Die Kommission hat am 12. Juli 2016 den EU-U.S. Privacy Shield beschlossen. Die Kritik bleibt - eine gerichtliche Prüfung durch den EuGH ist wahrscheinlich.

Der neue Datenschutzschild ersetzt das im Oktober 2015 für unwirksam erklärte „Safe Harbor″-Konzept als Grundlage für die Übermittlung personenbezogener Daten in die USA.

Die Kritik aus Datenschutzkreisen ist auch nach einigen Verbesserungen nicht verstummt. Stein des Anstoßes bleiben mangelnde Schutzmechanismen gegen staatliche Massenüberwachung.
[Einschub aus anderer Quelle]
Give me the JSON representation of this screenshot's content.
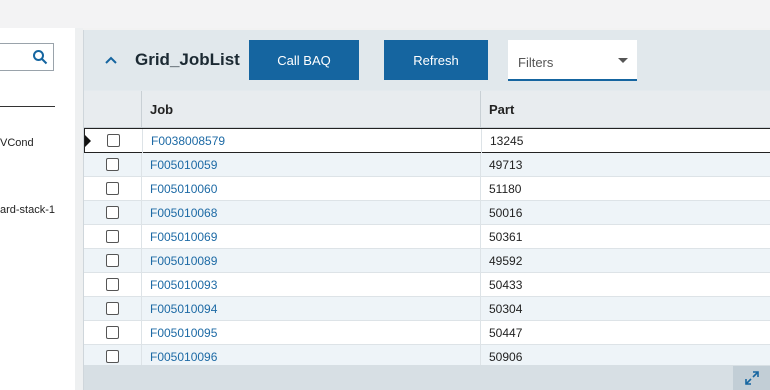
{
  "left_panel": {
    "items": [
      "VCond",
      "ard-stack-1"
    ]
  },
  "grid": {
    "title": "Grid_JobList",
    "call_baq_label": "Call BAQ",
    "refresh_label": "Refresh",
    "filters_placeholder": "Filters",
    "columns": {
      "job": "Job",
      "part": "Part"
    },
    "rows": [
      {
        "job": "F0038008579",
        "part": "13245"
      },
      {
        "job": "F005010059",
        "part": "49713"
      },
      {
        "job": "F005010060",
        "part": "51180"
      },
      {
        "job": "F005010068",
        "part": "50016"
      },
      {
        "job": "F005010069",
        "part": "50361"
      },
      {
        "job": "F005010089",
        "part": "49592"
      },
      {
        "job": "F005010093",
        "part": "50433"
      },
      {
        "job": "F005010094",
        "part": "50304"
      },
      {
        "job": "F005010095",
        "part": "50447"
      },
      {
        "job": "F005010096",
        "part": "50906"
      }
    ]
  },
  "icons": {
    "search": "search-icon",
    "collapse": "chevron-up-icon",
    "dropdown": "caret-down-icon",
    "expand": "expand-icon"
  },
  "colors": {
    "accent": "#1565a0",
    "link": "#1d6aa5"
  }
}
Rechtlicher Rahmen: Datentransfer in unsichere Drittstaaten ermöglichen

Das europäische Datenschutzrecht gestattet die Übermittlung von personenbezogenen Daten an Empfänger außerhalb der EU und des EWR nur unter bestimmten Voraussetzungen. Hintergrund ist die Einschätzung, dass ausschließlich in den EU-Mitgliedsstaaten ein „angemessenes Datenschutzniveau″ sichergestellt ist.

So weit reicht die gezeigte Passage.